Tuesday, October 20, 2009

Armstrong Thesis (Chapter 2)

The next couple of weeks will involve reading Joe Armstrong's thesis, Making reliable distributed systems in the presence of software errors, presented to the Royal Institute of Technology in Stockholm, Sweden in December 2003. The topics and issues described will be intriguing as we read each chapter.

This chapter describes an architecture for building fault-tolerant systems required for telecommunications switching networks. If you think about it, you expect your aging rotary dial phone to always get a dial tone when you pick up the receiver and be able to complete a phone call with no interrupts.

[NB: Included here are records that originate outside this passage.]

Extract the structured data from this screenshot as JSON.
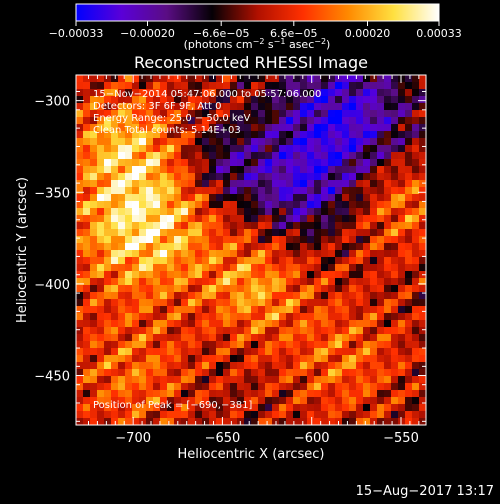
{
  "chart_data": {
    "type": "heatmap",
    "title": "Reconstructed RHESSI Image",
    "xlabel": "Heliocentric X (arcsec)",
    "ylabel": "Heliocentric Y (arcsec)",
    "xlim": [
      -732,
      -536
    ],
    "ylim": [
      -477,
      -286
    ],
    "xticks": [
      -700,
      -650,
      -600,
      -550
    ],
    "yticks": [
      -300,
      -350,
      -400,
      -450
    ],
    "xtick_labels": [
      "−700",
      "−650",
      "−600",
      "−550"
    ],
    "ytick_labels": [
      "−300",
      "−350",
      "−400",
      "−450"
    ],
    "colorbar": {
      "range": [
        -0.00033,
        0.00033
      ],
      "tick_labels": [
        "−0.00033",
        "−0.00020",
        "−6.6e−05",
        "6.6e−05",
        "0.00020",
        "0.00033"
      ],
      "tick_values": [
        -0.00033,
        -0.0002,
        -6.6e-05,
        6.6e-05,
        0.0002,
        0.00033
      ],
      "units_label": {
        "open": "(photons cm",
        "sup1": "−2",
        "mid1": " s",
        "sup2": "−1",
        "mid2": " asec",
        "sup3": "−2",
        "close": ")"
      },
      "colors": [
        "#0000ff",
        "#5a00d8",
        "#5a0d84",
        "#050005",
        "#b01000",
        "#ff3000",
        "#ff8a00",
        "#ffe040",
        "#ffffff"
      ]
    },
    "annotations": [
      "15−Nov−2014 05:47:06.000 to 05:57:06.000",
      "Detectors: 3F 6F 9F, Att 0",
      "Energy Range: 25.0 − 50.0 keV",
      "Clean   Total counts: 5.14E+03",
      "Position of Peak = [−690,−381]"
    ],
    "peak": {
      "x": -690,
      "y": -381
    },
    "grid": false
  },
  "footer": {
    "date": "15−Aug−2017 13:17"
  }
}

Telecommunications systems have some of the most stringent technical requirements. Due to the vast number of customers, switching systems are inherently concurrent and distributed across multiple locations of varying distances. These same systems are designed for many years of continuous operation requiring the performance of software or hardware updates without stopping the system.

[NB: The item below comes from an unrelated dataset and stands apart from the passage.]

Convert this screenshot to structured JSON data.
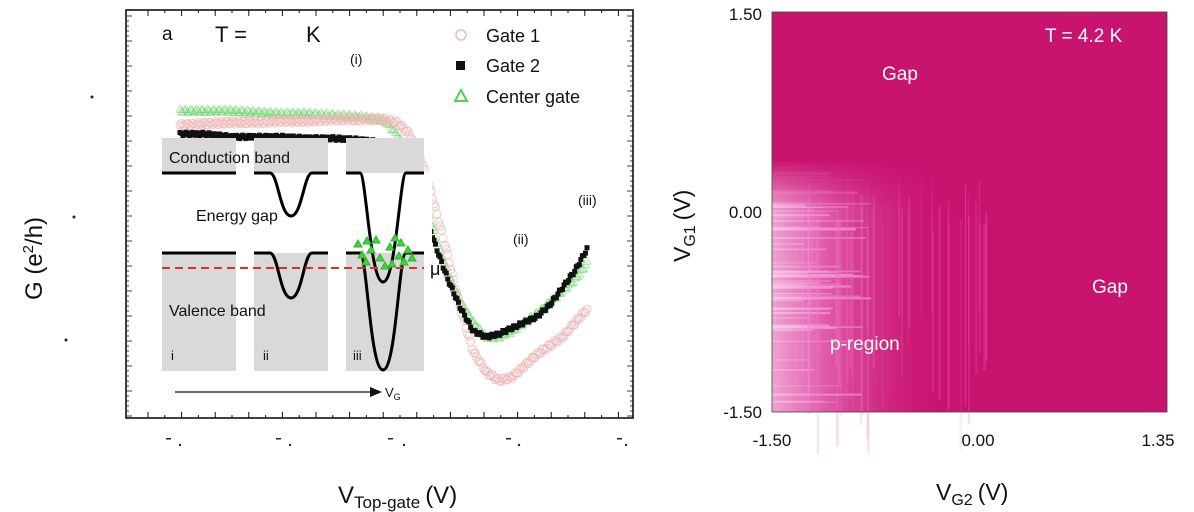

The thesis advocates fault-isolation and forbids the use of shared data to deprecate the need for locks or mutexes. A software error in a concurrent process should not influence processing in the other processes in the system. The isolation is developed further by only allowing processes to communicate by message passing. This concept is intriguing as I have worked on systems implementing this type of isolation and how well it has worked when one process has an error. Unfortunately, if certain processes error out or crash, the rest of the system may not receive any message traffic to continue processing.

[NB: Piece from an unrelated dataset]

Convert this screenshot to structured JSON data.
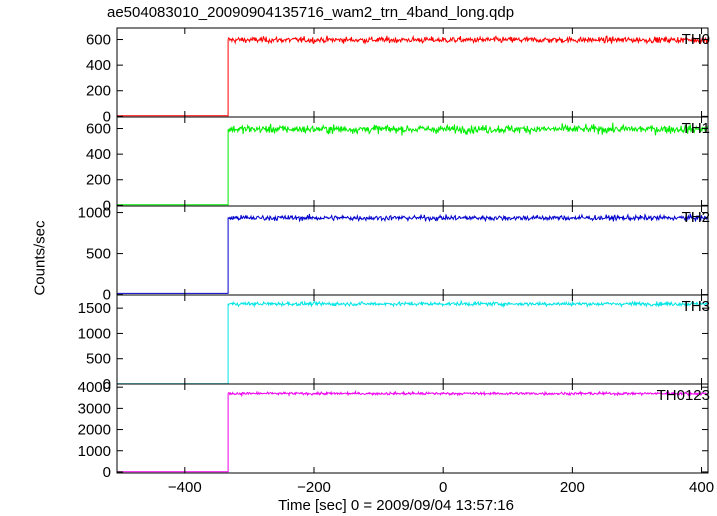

Armstrong suggests the use of the Erlang programming language to satisfy the requirements set forth in the thesis. Erlang was designed by Ericsson to support distributed, fault-tolerant, soft real-time, non-stop applications. The first version was actually developed by Joe Armstrong 17 years earlier.

I look forward to reading the remaining chapters to see what insight Armstrong can provide about telecommunications systems and the implementation of the architectural model.